C’est parti sous l’orage. Je ne vais pas quitter mon sac poubelle pendant 4 heures. Je fais le départ tranquille. Mauvais souvenir de l’année passée où après 500m, j’avais déjà mal au genou, je suis à l’écoute du moindre grincement, couinement, chuchotement de mon corps. Tout vas bien, et peu à peu, j’oublie cette appréhension  qui me tiraille. Une pause technique et c’est parti, direction Aguessac. Sur la double voie qui précède, je me retourne plusieurs fois pour observer ce gigantesque peloton. Ca me rappelle, étant plus jeune, les Unes, chaque année du journal Midi Libre qui nous mettaient au moins 2 pleines pages sur cette course mythique. J’étais bien jeune et bien loin de penser que moi aussi, un jour, je serais au départ.

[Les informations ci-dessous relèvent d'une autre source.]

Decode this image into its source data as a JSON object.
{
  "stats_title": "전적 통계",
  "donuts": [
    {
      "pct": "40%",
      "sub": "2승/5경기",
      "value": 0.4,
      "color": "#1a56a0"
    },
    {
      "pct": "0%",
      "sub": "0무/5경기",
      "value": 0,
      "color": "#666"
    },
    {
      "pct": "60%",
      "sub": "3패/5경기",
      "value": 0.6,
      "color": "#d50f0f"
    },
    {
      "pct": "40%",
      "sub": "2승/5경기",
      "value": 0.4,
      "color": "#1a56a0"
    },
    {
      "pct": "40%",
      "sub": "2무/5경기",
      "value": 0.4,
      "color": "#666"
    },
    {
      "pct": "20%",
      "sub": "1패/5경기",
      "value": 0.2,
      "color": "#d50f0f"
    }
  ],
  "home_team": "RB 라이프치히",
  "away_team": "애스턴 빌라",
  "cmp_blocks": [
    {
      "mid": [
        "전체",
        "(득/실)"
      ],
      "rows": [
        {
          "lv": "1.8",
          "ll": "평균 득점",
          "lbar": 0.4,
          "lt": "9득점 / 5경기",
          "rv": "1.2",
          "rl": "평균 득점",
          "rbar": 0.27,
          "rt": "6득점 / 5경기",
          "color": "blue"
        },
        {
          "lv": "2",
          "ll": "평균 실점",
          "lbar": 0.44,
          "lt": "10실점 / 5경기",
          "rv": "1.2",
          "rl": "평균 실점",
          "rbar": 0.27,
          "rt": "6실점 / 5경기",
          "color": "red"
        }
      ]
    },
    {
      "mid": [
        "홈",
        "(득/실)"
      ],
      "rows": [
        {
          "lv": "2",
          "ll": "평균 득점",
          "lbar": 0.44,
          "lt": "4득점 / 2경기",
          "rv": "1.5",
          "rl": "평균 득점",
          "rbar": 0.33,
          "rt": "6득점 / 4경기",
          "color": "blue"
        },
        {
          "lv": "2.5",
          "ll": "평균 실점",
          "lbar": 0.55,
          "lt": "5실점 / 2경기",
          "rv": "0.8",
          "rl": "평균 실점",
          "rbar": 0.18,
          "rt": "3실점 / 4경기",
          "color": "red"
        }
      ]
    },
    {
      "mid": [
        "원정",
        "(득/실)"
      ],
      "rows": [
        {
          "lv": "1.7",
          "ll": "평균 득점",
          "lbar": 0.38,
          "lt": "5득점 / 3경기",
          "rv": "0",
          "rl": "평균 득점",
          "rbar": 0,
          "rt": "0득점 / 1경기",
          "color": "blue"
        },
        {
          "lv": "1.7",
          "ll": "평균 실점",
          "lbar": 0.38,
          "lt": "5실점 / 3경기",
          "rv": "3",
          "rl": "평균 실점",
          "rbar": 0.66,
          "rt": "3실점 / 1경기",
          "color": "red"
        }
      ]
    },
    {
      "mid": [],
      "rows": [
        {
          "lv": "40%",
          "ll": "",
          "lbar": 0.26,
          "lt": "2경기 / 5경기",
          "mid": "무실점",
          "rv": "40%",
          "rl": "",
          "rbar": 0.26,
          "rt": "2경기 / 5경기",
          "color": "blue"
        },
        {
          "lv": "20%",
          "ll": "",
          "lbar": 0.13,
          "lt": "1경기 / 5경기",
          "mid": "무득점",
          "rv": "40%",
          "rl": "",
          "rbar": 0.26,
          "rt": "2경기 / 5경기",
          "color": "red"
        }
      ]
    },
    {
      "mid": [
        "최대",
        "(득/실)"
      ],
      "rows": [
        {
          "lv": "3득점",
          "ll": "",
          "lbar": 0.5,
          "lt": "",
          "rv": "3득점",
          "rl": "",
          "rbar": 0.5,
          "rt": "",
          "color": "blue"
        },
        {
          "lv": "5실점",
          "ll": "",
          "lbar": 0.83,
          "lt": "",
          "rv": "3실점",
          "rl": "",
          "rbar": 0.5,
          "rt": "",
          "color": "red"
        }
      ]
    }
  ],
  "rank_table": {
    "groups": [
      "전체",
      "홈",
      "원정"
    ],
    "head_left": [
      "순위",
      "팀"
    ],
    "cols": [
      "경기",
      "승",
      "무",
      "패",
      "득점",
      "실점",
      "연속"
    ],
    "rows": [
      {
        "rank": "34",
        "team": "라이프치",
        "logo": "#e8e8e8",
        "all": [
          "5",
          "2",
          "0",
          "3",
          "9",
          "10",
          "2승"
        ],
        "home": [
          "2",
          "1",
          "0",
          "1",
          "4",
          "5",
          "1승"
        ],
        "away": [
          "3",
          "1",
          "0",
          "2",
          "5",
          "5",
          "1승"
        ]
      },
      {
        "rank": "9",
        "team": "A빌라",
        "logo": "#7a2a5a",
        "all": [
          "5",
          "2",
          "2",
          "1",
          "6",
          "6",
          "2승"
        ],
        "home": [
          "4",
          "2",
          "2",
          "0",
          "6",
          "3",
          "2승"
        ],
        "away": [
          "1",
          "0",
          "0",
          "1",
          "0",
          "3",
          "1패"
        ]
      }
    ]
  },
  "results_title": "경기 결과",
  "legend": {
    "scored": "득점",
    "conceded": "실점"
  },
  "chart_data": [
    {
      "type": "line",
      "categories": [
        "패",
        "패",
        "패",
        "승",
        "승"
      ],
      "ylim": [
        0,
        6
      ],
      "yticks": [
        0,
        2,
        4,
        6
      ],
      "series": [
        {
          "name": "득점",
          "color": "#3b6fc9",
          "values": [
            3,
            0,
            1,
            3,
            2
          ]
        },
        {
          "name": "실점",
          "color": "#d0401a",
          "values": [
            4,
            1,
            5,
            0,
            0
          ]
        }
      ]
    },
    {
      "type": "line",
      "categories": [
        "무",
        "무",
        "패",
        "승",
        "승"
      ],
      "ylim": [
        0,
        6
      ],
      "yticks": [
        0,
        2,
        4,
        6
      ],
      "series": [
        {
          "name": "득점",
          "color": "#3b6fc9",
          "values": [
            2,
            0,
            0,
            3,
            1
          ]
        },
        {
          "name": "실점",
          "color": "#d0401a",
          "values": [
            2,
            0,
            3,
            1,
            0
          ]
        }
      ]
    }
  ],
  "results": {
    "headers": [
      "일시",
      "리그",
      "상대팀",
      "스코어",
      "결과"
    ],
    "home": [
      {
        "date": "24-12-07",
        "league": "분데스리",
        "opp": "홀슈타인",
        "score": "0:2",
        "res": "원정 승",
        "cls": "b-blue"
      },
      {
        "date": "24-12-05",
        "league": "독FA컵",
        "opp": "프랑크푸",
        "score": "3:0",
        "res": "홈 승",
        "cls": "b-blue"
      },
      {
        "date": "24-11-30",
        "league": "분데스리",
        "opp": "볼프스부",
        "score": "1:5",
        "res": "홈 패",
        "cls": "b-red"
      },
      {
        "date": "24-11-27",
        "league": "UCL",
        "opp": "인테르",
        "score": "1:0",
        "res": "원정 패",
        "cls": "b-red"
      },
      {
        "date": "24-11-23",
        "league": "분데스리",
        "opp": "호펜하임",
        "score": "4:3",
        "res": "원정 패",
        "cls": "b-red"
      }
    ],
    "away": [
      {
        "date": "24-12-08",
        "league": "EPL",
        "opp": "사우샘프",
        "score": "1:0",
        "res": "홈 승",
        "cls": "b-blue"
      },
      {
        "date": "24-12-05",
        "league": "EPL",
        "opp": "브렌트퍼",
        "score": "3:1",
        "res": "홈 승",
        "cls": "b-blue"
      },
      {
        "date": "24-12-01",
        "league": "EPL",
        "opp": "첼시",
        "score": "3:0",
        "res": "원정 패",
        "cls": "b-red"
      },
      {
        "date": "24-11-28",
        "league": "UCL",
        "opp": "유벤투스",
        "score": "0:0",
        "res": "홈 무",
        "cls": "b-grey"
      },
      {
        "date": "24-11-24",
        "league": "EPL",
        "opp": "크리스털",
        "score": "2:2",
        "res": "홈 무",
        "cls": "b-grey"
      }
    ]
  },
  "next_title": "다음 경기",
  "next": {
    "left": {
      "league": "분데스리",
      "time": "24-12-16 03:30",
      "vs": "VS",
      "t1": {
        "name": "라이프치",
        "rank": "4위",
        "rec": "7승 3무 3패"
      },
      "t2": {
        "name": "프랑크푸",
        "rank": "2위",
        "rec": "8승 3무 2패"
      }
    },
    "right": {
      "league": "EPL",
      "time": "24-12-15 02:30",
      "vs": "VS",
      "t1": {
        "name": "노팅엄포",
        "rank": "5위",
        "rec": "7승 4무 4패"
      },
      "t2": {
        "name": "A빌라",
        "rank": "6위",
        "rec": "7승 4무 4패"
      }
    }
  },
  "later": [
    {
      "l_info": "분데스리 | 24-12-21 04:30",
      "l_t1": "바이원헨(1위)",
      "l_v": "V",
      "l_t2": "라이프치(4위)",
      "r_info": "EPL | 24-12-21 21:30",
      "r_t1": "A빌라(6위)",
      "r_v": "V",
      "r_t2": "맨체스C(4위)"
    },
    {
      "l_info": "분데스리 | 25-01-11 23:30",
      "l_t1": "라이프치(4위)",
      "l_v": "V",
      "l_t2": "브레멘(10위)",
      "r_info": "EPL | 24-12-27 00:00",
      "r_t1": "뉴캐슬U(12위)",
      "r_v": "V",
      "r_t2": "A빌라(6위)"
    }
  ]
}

Je pars sur une base de 10 km/h . Il n’y a un marquage au sol que tous les 5 km et c’est donc au feeling que j’estime ma vitesse.

Aguessac : tout le village est dehors et c’est aussi le lieu où tous les suiveurs sont autorisés à suivre leur poulain. En courant, on ne sent pas la pluie et le froid, mais pour les suiveurs, c’est autre chose. Ils vont passer une sale journée. Rien à signaler pendant les 20 premiers kilo. C’est plat jusqu’au Rozier. Il y a même une éclaircie de la météo. Il ne pleut plus et beaucoup de concurrent se débarrassent des imperméables et autres protection anti pluie. Je garde la mienne. C’est le bon choix, la pluie va redoubler dans quelques kilomètres.

Le Rozier, c’est l’extrémité Nord du parcours. On passe dans ce charmant village (à l’heure du déjeuner pour moi), puis sur un pont qui enjambe le Tarn, et ça repart pour une succession de grimpette pendant 15 kilomètres. Sur n’importe quel autre 100 Km, cette partie du parcours serait qualifiée de montante et difficile, a Millau, c’est presque plat en comparaison des 50 derniers kilo. Le ravito et je repart tranquille. Les montées et les descentes se succèdent. Tous va bien jusqu’au 35ème ou je sens mes jambes durcir. C’est sûrement la pluie froide qui fait ça. Denis me rejoint. Il est frigorifié. Moi ça va. On se rapproche de Millau. A Millau plage, j’éprouve le besoin d’alterner quelques instant de marche. Puis c’est la traversée de Millau pour remonter jusqu’au Parc de la victoire. Il marque l’arrivée au Marathon. On croise aussi dans Millau, les autres concurrents qui sont déjà repartis en direction de Saint Afrique. Ils me paraissent tous mieux que moi et je suis de plus en plus dans le dur.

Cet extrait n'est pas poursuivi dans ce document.